Monday, 26 March 2012

WHICH IS THE BEST WAY TO GET OUR MONEY BACK?

Question: I agree that CoBo have been careless and incompetent. They may also have been dishonest. However, if they are bankrupted, won't I just lose all my money? Doesn't an IVA  (Individual Voluntary Agreement)  make more sense for investors?

Answer: Obviously, the outcome of either process cannot be known in advance. For investors  who hold unsecured promissory notes (PNs), there is no guarantee either way. It’s true that in an IVA, a promise is made to repay a proportion of the money owed over a long period of time, but promises can be broken - in fact, the PNs that investors hold amount to nothing more than broken promises. Furthermore, if investors agree to an IVA which offers to repay a percentage of their loan—for example 50%—and the IVA fails, resulting in bankruptcy for CoBo, the IVA agreement will have reduced the amount each investor can claim by 50%!

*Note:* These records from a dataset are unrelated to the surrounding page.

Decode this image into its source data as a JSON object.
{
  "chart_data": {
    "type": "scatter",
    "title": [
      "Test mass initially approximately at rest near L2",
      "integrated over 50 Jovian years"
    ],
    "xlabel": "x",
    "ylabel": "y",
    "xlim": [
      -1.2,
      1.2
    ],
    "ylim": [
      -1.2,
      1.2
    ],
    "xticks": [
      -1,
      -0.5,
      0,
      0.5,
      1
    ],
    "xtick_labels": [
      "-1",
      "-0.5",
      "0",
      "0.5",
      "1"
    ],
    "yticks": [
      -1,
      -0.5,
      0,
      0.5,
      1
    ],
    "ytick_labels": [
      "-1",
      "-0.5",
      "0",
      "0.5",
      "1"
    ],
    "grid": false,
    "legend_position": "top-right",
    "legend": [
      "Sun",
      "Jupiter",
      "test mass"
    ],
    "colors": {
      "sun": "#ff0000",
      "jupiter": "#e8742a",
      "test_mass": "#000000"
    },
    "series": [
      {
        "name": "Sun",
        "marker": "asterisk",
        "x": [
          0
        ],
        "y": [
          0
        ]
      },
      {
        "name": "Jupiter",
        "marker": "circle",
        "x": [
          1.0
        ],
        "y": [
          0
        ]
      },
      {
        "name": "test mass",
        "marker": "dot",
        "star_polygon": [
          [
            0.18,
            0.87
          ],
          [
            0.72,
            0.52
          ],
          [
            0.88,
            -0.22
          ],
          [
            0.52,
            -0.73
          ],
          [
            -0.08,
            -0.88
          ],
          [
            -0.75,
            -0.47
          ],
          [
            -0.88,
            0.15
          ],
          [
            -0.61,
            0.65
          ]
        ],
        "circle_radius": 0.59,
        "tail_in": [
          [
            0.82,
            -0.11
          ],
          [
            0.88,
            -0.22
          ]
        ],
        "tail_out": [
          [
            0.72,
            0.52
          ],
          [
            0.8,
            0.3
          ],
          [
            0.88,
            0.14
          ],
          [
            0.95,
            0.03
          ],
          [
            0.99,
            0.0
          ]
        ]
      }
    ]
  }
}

As CoBo have consistently refused to give any proper accounts, it is impossible to know the likely outcome of bankruptcy. The main advantage is that the assets would be taken out of their hands and the finances examined by experts. CoBo claim that investors would lose everything by bankrupting them, but the authorities are bound by law to manage a bankrupt’s estate to the maximum benefit of the creditors. And unlike CoBo, the authorities have to be transparent and fully accountable.